La proximité des consommateurs lui permet de livrer le client en raccourcissant le délai. Le point de vente est alors utilisé comme un stock de produits, donc un entrepôt de proximité. Cette technique de « ship from store » permet ainsi à des enseignes de retail de proposer des délais de livraison de 2 ou 3 heures seulement, pour une zone de proximité autour du magasin. Si cette transformation du rôle du magasin est largement utilisée dans la livraison à domicile de produits alimentaires, son application dans le retail non alimentaire est plus récente. De grandes enseignes comme Darty, la Fnac ou Leroy-Merlin ont mis en place des services basés sur ces principes.
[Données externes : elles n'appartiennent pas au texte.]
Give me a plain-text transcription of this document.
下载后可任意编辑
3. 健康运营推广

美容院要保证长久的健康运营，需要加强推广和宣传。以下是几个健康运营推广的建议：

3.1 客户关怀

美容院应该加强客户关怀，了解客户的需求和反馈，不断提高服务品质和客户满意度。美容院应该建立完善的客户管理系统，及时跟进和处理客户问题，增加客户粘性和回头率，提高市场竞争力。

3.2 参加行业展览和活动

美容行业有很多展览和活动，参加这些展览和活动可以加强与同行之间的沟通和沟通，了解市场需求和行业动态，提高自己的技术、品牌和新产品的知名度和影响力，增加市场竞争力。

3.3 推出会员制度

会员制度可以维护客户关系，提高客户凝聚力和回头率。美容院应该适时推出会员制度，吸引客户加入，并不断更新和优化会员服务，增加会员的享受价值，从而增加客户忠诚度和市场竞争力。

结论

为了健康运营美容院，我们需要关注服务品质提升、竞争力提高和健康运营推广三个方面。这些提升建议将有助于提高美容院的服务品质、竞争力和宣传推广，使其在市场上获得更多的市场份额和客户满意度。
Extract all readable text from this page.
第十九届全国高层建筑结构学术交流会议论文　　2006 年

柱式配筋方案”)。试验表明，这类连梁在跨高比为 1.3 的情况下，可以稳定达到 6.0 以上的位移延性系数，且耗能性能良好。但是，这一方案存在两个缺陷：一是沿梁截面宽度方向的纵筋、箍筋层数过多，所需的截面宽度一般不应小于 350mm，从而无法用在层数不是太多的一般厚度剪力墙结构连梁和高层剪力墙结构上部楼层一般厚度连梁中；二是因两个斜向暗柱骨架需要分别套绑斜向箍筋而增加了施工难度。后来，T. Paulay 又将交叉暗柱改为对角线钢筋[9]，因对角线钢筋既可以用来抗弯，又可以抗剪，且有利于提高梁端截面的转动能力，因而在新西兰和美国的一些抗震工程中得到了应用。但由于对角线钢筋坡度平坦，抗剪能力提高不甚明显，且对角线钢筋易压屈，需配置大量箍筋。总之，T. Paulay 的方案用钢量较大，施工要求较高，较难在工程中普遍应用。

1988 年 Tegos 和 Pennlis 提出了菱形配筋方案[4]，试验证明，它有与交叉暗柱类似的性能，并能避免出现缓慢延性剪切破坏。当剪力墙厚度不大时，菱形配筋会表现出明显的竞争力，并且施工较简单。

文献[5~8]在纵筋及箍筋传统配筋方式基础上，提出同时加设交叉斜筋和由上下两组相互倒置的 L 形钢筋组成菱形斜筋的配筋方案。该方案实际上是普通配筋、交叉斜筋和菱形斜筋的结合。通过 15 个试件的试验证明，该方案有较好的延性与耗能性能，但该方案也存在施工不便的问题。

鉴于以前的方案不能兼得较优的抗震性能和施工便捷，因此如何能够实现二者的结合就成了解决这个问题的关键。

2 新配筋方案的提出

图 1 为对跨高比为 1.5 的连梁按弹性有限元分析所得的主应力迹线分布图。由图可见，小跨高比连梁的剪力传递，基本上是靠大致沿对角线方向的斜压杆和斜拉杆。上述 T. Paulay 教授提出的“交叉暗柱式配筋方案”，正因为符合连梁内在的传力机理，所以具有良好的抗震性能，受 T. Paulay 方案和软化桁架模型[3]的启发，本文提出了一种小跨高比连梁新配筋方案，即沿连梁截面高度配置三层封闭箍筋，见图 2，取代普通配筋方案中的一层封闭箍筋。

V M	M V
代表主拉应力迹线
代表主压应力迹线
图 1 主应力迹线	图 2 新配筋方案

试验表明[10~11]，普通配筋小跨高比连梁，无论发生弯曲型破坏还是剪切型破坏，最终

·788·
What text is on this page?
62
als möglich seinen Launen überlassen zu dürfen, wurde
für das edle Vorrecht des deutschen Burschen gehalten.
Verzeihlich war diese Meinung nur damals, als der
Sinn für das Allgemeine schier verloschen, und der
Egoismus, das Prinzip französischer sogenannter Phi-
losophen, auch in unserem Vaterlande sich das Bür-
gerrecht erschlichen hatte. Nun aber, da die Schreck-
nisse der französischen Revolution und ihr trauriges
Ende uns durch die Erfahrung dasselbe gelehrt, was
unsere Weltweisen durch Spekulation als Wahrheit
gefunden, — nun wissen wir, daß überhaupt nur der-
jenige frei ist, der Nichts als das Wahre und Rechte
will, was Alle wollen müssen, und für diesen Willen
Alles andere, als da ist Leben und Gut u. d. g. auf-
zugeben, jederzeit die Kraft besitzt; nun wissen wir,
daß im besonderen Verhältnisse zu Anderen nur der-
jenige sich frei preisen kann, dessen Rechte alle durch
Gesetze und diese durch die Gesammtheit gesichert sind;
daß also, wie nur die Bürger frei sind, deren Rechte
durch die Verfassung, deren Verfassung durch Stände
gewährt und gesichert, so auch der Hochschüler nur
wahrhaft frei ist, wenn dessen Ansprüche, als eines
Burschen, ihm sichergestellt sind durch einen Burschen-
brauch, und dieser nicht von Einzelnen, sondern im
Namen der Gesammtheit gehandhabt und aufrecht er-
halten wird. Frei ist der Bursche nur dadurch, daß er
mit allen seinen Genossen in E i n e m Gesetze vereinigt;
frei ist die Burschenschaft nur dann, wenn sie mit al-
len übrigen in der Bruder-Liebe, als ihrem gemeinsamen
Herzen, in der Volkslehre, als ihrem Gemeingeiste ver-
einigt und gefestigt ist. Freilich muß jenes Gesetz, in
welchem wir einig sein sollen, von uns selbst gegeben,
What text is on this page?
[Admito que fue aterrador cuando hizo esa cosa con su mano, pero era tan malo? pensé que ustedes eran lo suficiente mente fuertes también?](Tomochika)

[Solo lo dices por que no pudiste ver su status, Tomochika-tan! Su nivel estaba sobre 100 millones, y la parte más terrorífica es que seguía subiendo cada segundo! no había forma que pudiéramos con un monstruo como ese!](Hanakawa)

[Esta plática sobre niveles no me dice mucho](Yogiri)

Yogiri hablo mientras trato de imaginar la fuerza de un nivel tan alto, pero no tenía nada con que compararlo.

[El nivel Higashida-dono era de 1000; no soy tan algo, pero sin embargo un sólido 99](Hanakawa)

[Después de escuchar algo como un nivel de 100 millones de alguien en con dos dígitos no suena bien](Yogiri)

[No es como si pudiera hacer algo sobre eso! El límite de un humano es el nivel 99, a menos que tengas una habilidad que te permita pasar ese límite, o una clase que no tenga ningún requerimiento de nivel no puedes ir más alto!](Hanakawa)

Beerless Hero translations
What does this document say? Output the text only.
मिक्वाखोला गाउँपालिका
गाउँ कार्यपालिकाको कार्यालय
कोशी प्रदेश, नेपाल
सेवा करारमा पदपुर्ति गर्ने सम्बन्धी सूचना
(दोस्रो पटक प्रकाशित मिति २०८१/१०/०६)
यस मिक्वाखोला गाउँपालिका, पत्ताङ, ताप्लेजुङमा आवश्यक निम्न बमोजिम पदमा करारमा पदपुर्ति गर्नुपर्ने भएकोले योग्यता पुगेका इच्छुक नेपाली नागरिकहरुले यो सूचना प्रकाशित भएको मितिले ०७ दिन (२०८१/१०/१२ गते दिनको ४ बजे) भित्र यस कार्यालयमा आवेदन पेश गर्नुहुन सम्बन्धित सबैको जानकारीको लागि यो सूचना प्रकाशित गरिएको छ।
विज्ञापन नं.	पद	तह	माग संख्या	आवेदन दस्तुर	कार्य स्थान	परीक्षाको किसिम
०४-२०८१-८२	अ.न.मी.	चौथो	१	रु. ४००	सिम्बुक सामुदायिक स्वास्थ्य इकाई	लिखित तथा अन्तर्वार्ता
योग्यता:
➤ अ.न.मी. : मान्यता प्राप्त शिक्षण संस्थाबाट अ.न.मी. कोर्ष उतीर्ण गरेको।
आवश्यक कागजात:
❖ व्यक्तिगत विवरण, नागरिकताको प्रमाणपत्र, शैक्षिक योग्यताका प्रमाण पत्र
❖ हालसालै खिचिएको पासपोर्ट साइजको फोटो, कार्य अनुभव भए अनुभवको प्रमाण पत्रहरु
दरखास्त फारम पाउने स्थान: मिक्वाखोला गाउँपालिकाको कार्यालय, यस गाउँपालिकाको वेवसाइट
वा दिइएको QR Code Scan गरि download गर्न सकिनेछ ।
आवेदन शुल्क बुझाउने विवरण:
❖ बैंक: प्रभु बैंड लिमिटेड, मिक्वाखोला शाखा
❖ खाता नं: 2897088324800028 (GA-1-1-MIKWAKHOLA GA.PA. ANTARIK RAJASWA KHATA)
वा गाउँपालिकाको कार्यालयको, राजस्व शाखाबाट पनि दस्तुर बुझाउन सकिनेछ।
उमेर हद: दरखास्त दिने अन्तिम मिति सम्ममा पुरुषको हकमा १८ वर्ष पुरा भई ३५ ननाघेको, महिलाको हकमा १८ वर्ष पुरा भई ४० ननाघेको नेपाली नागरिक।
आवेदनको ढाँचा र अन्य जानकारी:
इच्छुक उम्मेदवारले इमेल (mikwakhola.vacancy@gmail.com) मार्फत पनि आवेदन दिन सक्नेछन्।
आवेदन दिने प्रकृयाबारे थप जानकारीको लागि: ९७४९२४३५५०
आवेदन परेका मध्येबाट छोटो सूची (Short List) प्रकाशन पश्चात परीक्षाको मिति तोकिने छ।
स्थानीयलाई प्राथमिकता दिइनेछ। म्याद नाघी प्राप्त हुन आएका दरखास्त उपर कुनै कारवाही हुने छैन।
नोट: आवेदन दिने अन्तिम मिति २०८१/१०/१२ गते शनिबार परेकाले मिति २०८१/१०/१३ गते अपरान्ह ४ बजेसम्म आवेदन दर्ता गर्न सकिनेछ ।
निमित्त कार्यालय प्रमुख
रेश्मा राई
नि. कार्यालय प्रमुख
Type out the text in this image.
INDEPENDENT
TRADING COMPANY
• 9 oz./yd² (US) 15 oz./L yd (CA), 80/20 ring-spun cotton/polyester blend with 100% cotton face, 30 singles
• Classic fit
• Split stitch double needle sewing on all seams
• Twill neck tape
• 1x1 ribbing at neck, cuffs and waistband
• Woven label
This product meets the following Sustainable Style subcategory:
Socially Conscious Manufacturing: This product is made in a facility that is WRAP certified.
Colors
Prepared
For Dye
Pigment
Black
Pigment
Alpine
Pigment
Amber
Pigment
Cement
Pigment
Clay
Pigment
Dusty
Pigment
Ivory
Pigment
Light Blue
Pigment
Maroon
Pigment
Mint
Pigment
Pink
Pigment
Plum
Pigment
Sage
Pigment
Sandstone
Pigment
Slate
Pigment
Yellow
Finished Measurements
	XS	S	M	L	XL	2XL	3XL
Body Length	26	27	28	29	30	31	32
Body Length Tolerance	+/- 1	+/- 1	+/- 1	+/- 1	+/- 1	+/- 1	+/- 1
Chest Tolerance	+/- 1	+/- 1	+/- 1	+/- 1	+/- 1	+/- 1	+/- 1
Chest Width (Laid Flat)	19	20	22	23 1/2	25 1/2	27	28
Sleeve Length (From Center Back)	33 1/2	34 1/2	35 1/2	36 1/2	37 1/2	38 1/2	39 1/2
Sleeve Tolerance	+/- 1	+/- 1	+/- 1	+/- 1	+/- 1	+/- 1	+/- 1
Le magasin sert également de comptoir de retrait de commandes e-commerce. C’est le click and collect. Le comptoir est parfois remplacé par des consignes de retrait, soit privatives à l’enseigne, à l’instar de Decathlon ou Darty, soit intégrées dans un réseau national. Casino a par exemple fait ce choix avec l’opérateur Inpost, dont le réseau utilise la marque Abricolis.
Le point de retrait est également utilisé pour les retours de produits achetés sur internet. Certains secteurs, comme l’habillement, génèrent des flux retours de plus en plus conséquents.

Si le « ship from store » vise à offrir au client un service nouveau basé sur la disponibilité du produit et sa livraison en un délai très court, les deux autres fonctions présentent pour l’enseigne de nombreux avantages, notamment celui de faire venir le client dans l’espace de vente.
 
L’enjeu est alors de l’accueillir, mais aussi de l’inciter à profiter de ce déplacement dans une enseigne qui lui est familière, lui permettant de compléter son achat e-commerce par un achat physique ou de regarder des produits qu’il achètera peut-être plus tard sur internet.
 
Ces nouvelles fonctions du magasin, qui sont des fonctions logistiques, modifient profondément les métiers du commerce. Elles nécessitent d’adapter le rôle des vendeurs et développent des nouveaux métiers de picking et de conditionnement, voire de réception de transporteurs. Ces métiers logistiques confèrent au magasin un nouveau rôle, celui de plate-forme logistique de proximité. Ces activités de picking doivent cependant cohabiter avec la fonction principale d’accueil des clients.
Les modifications sont physiques, dans l’organisation de l’espace de vente, humaines, en transformant le rôle des vendeurs, mais aussi informatiques.
 
En effet, l’exactitude des stocks en magasin est plus que jamais une impérieuse nécessité. Les stocks de magasins sont mouvementés par les acheteurs physiques, mais aussi par les prélèvements ou les approvisionnements liés à l’e-commerce et aux nouveaux services développés.
 
La visibilité informatique entre les différents magasins de l’enseigne constitue aussi une nouvelle donne. Un produit non disponible dans un magasin l’est peut-être dans un magasin proche permettant d’apporter au client un service nouveau, la vente sur rupture de stock.
 
Une des évolutions permettant l’exactitude des stocks sera certainement la généralisation de la RFID (Radio Frequency IDentification), dont le coût a sensiblement diminué lors des dernières années. La RFID simplifie en effet le picking, les inventaires, la recherche des articles dans les rayons et permettra au magasin d’atteindre l’excellence logistique indispensable dans le cross-canal.